Du classeur-base au modèle relationnel
La fiche part des cinq défauts que le tableur employé comme base fait apparaître toujours dans le même ordre — redondance, anomalies de mise à jour, d'insertion et de suppression, rapprochements fragiles — et leur oppose la réponse du modèle formalisé par Edgar Codd en 1970 : une information, un seul endroit, et des clés pour relier. Suivent le vocabulaire du modèle, l'arbitrage entre clé naturelle et clé technique, et le rôle de la clé étrangère, qui déplace le contrôle de l'aval vers l'amont.
Concevoir un schéma défendable
La conception commence avant les tables. La fiche déroule la lecture des cardinalités héritées de la méthode Merise, les cinq règles de passage du modèle conceptuel au schéma relationnel, puis les trois formes normales utiles en gestion, avec règle, symptôme et correction. Une distinction y est traitée à part, car elle décide de la justesse des historiques :
- la redondance fautive, qui fabrique de la contradiction ;
- la donnée historisée — prix appliqué, taux retenu — qui se fige dans la ligne qui la constate ;
- la dénormalisation contrôlée du décisionnel, distincte du transactionnel qui exige la 3FN.

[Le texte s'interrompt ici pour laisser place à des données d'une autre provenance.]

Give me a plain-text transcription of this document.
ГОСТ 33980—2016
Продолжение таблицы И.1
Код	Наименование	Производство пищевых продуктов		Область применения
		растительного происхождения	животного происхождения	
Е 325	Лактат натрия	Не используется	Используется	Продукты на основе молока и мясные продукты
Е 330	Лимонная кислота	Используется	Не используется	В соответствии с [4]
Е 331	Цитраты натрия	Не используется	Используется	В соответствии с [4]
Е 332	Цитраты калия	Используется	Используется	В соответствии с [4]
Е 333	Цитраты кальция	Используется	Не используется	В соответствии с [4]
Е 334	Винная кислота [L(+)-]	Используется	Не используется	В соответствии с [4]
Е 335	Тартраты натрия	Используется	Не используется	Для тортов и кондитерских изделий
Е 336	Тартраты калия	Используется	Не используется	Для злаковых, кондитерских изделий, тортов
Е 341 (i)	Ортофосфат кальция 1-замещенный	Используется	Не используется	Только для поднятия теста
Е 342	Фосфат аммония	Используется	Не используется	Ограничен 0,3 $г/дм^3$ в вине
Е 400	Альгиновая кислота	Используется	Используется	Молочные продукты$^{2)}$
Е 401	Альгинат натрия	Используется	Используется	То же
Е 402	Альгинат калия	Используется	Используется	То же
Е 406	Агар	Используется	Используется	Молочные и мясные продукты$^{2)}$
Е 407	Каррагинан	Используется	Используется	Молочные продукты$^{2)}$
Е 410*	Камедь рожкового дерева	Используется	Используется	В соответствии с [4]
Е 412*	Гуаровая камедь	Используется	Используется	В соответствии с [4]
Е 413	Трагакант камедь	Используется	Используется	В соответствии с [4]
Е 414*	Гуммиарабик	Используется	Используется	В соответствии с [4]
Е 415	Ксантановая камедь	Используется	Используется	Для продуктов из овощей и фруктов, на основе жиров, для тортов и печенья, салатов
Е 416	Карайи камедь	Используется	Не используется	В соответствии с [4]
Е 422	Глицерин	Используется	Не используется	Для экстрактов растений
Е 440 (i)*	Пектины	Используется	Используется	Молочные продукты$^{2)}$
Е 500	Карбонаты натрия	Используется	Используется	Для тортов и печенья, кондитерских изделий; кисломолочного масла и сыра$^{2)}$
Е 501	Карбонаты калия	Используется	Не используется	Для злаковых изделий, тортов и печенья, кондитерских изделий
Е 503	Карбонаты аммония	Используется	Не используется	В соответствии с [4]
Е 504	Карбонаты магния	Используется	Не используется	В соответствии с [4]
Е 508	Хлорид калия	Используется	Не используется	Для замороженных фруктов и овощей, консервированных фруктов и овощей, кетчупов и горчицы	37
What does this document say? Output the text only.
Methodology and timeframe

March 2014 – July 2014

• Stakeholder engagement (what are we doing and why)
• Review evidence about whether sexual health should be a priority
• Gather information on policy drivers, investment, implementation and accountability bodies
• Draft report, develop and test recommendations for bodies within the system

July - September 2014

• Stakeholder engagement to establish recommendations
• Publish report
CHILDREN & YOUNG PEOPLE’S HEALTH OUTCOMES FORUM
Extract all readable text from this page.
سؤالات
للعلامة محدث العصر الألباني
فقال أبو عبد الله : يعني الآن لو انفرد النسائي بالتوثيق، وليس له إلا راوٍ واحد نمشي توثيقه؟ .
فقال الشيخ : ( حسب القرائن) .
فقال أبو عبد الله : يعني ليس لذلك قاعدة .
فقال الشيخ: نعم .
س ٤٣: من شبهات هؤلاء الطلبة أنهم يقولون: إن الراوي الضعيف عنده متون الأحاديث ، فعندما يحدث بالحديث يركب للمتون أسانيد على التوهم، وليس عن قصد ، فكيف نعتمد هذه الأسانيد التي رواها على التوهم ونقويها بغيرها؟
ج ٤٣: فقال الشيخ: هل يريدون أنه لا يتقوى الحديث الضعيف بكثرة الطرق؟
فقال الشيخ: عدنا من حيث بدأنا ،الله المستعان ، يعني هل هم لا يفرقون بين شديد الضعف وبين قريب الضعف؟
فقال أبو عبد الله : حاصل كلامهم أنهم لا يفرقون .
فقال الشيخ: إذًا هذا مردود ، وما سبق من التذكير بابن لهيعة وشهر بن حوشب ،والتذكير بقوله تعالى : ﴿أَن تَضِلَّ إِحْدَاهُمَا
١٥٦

Ce que la base refuse, et comment l'interroger
Cinq familles de contraintes d'intégrité sont détaillées, avec le traitement de la valeur NULL et les propriétés ACID des transactions. Vient ensuite le cœur pratique : l'écart entre l'ordre d'écriture des six clauses d'un SELECT et leur ordre d'évaluation, d'où découle le partage entre WHERE et HAVING ; les cinq formes de jointure ; et surtout l'anti-jointure, LEFT JOIN associé à IS NULL, qui produit ce qu'aucun état standard n'édite : les commandes livrées jamais facturées, les clients sans commande, les factures sans règlement.
À qui elle s'adresse
Elle vise le gestionnaire, l'assistant et l'étudiant qui doivent lire un schéma de données, formuler eux-mêmes leur question au lieu d'attendre l'état que le logiciel produit, et livrer un chiffre défendable. Un cas appliqué — le contrôle des encaissements chez un négociant —, six besoins de gestion et leur requête, les pièges récurrents et un glossaire complètent l'ensemble.